BOISE – Under the budget Gov. Butch Otter is crafting to present to state lawmakers, Idahoans next year would face longer waits for state services, some state field offices would be open just four days a week, and about 100 state workers would face layoffs.
With the economic downturn pinching state tax revenue, Otter is working on plans to cut state government well beyond the 4 percent budget holdbacks he implemented last fall. Those fall cuts would become permanent, along with an additional $120 million in cuts.
But unlike the fall holdbacks, Otter’s plan for cutting the state budget in the coming year doesn’t rely on across-the-board cuts. Instead, each state agency would see an additional cut ranging from zero to 6 percent.
“It’s almost impossible to do that and not have tangible consequences, not have some real effect,” said Wayne Hammon, Otter’s budget director.
Otter will unveil the details Jan. 12, when he presents his State of the State address to a joint session of the Legislature. It’ll then be up to lawmakers to set the final budget for next year, but with hard decisions on cuts looming, they’re looking to Otter for guidance.
“Obviously his recommendations carry a lot of weight,” said state Sen. Dean Cameron, R-Rupert, co-chairman of the budget-writing Joint Finance-Appropriations Committee. “We’re looking for an opportunity to cooperate, perhaps even more closely than ever before – because the situation demands that.”
Otter has taken some criticism for insisting on across-the-board cuts last fall, requiring the same percentage from every agency, though he left it up to agency directors to decide which specific items to cut.
He’s taking a different approach this time. First he asked every agency to develop a plan for additional 6 percent cuts, on top of the 4 percent from the fall. That would total slightly less than 10 percent, because the base is reduced by the first cut before the 6 percent cut is applied.
Then Otter’s budget staff studied the proposals and made recommendations.
“Some agencies, you get to the end of the report and you’re like, ‘That’s harsh, it’s going to be difficult,’ ” Hammon said. “Others, you couldn’t get through them without saying, ‘Stop!’ ”
An example, he said: Health and Welfare.
“We’ve already cut them so much – it becomes very, very difficult to get much more out of that agency without very serious consequences.”
The earlier budget cuts already are forcing controversial cutbacks in treatment hours for disabled patients, sparking an outcry from the patients’ families and providers.
Otter’s Division of Financial Management made recommendations, based on each department’s proposal and its analysis, for additional budget cuts of zero to 6 percent. Those went to the governor, who studied them line by line.
“There were several agencies he moved down – said, ‘No, we’re cutting them too far,’ ” Hammon said. “Several he moved up, said, ‘No, we could cut a little more.’ ”

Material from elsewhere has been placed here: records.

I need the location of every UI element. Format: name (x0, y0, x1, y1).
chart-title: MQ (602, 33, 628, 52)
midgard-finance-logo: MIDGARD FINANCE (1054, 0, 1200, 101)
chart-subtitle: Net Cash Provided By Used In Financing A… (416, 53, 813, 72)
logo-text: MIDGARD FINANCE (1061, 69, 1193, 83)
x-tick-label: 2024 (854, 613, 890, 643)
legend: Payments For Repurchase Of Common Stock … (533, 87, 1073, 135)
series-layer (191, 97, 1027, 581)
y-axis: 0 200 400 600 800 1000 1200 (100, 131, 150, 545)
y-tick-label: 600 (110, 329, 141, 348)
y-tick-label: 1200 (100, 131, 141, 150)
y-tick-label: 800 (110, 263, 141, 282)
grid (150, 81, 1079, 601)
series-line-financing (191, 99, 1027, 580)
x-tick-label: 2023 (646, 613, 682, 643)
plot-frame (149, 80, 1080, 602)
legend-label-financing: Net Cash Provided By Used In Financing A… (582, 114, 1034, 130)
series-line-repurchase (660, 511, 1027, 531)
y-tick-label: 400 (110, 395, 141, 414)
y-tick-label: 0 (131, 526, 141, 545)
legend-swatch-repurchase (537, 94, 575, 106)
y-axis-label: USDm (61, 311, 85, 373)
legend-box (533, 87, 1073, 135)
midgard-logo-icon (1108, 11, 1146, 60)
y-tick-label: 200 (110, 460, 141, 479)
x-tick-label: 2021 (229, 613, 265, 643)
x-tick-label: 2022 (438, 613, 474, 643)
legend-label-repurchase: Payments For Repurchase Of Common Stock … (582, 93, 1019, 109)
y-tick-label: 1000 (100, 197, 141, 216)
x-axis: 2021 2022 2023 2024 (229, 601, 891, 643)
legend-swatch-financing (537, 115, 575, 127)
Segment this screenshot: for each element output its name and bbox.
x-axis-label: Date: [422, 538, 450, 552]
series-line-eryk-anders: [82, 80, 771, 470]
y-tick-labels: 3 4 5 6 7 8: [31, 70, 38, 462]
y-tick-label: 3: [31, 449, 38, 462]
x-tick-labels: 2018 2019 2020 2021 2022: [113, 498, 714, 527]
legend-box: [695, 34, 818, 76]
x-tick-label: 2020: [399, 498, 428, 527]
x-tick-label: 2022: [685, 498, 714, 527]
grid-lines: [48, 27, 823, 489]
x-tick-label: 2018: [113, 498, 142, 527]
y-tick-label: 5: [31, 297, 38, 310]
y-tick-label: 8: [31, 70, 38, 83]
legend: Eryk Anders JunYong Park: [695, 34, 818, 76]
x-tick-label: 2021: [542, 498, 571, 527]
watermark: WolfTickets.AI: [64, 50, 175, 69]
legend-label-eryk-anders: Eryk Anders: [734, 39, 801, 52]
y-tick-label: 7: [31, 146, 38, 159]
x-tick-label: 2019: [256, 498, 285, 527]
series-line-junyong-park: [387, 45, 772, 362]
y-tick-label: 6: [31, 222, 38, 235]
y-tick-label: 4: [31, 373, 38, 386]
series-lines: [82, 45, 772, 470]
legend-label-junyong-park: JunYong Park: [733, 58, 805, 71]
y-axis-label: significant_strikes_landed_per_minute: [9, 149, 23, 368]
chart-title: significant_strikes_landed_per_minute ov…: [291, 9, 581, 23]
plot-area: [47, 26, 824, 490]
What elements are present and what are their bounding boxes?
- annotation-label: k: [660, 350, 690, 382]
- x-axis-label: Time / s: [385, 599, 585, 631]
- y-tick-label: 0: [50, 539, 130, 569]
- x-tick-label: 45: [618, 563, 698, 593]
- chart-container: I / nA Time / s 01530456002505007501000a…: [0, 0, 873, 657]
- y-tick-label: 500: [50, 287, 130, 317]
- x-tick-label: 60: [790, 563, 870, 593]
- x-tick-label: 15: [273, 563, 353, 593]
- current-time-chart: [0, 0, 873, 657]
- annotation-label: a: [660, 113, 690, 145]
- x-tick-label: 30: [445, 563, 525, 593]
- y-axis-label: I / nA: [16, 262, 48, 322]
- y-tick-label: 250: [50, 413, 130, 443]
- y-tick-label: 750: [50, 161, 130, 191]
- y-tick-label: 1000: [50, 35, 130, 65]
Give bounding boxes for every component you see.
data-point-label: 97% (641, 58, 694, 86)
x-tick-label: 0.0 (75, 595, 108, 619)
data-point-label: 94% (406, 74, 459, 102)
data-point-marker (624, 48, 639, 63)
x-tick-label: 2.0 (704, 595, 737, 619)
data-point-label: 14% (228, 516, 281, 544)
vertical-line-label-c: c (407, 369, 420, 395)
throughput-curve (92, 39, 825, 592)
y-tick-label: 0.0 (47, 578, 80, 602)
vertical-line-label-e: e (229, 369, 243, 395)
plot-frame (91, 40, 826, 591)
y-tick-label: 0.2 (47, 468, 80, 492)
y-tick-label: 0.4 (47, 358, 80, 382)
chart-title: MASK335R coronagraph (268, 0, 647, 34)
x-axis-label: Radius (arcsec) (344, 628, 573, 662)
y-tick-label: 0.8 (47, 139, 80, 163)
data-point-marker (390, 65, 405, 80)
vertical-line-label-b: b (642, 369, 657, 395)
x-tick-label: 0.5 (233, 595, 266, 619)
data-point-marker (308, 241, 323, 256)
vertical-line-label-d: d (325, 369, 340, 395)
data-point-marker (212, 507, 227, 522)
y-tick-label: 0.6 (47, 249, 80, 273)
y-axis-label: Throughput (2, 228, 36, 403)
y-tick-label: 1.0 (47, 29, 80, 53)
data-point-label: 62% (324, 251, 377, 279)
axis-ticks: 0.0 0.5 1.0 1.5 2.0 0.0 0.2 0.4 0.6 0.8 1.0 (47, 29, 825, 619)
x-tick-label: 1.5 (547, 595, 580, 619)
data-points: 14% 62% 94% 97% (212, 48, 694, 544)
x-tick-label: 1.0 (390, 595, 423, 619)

That process led to the $120 million figure. That’s actually less than the $130.6 million Otter cut from the budget this fall, but that figure included both the 4 percent holdbacks, totaling $108.8 million, and $21.8 million in one-time funds that Otter trimmed from the budget at the same time.
No executive branch agencies came out at zero in the process, Hammon said, with the lowest executive branch cut at 0.74 percent. “There are branches of government at zero, but none of them are in the executive branch.”
Cameron spoke approvingly of Otter’s targeted approach. “The larger the reductions, you just about have to be more targeted, because there’s some agencies that cannot withstand the size of reductions that we’re needing to talk about,” he said.
“It’s going to be very difficult. It’s going to require a lot of strength and courage, because some of these programs are very important to somebody, or they wouldn’t exist. But at the same time, it’s apparent that we cannot afford to operate all of the programs that we’re currently operating.”
Hammon said the layoffs would be scattered throughout state government. Some are immediate – he laid off one employee in his division this week – while others would wait until after the Legislature acts.
State programs that offer grants also are likely to be trimmed, he said. Some entire programs will be eliminated. Many vacant positions won’t be filled. “They are real cuts,” Hammon said. “People with a need are going to see longer wait periods.”
Cameron noted that the public’s opportunity to weigh in on the cuts comes at the legislative level, where they can contact their lawmakers and have their say. “It’s still a political process,” he said. “The governor will lead, and we’ll work together with him, but the legislative branch is the public’s opportunity to express whether those reductions are in the right place or they should be someplace else.”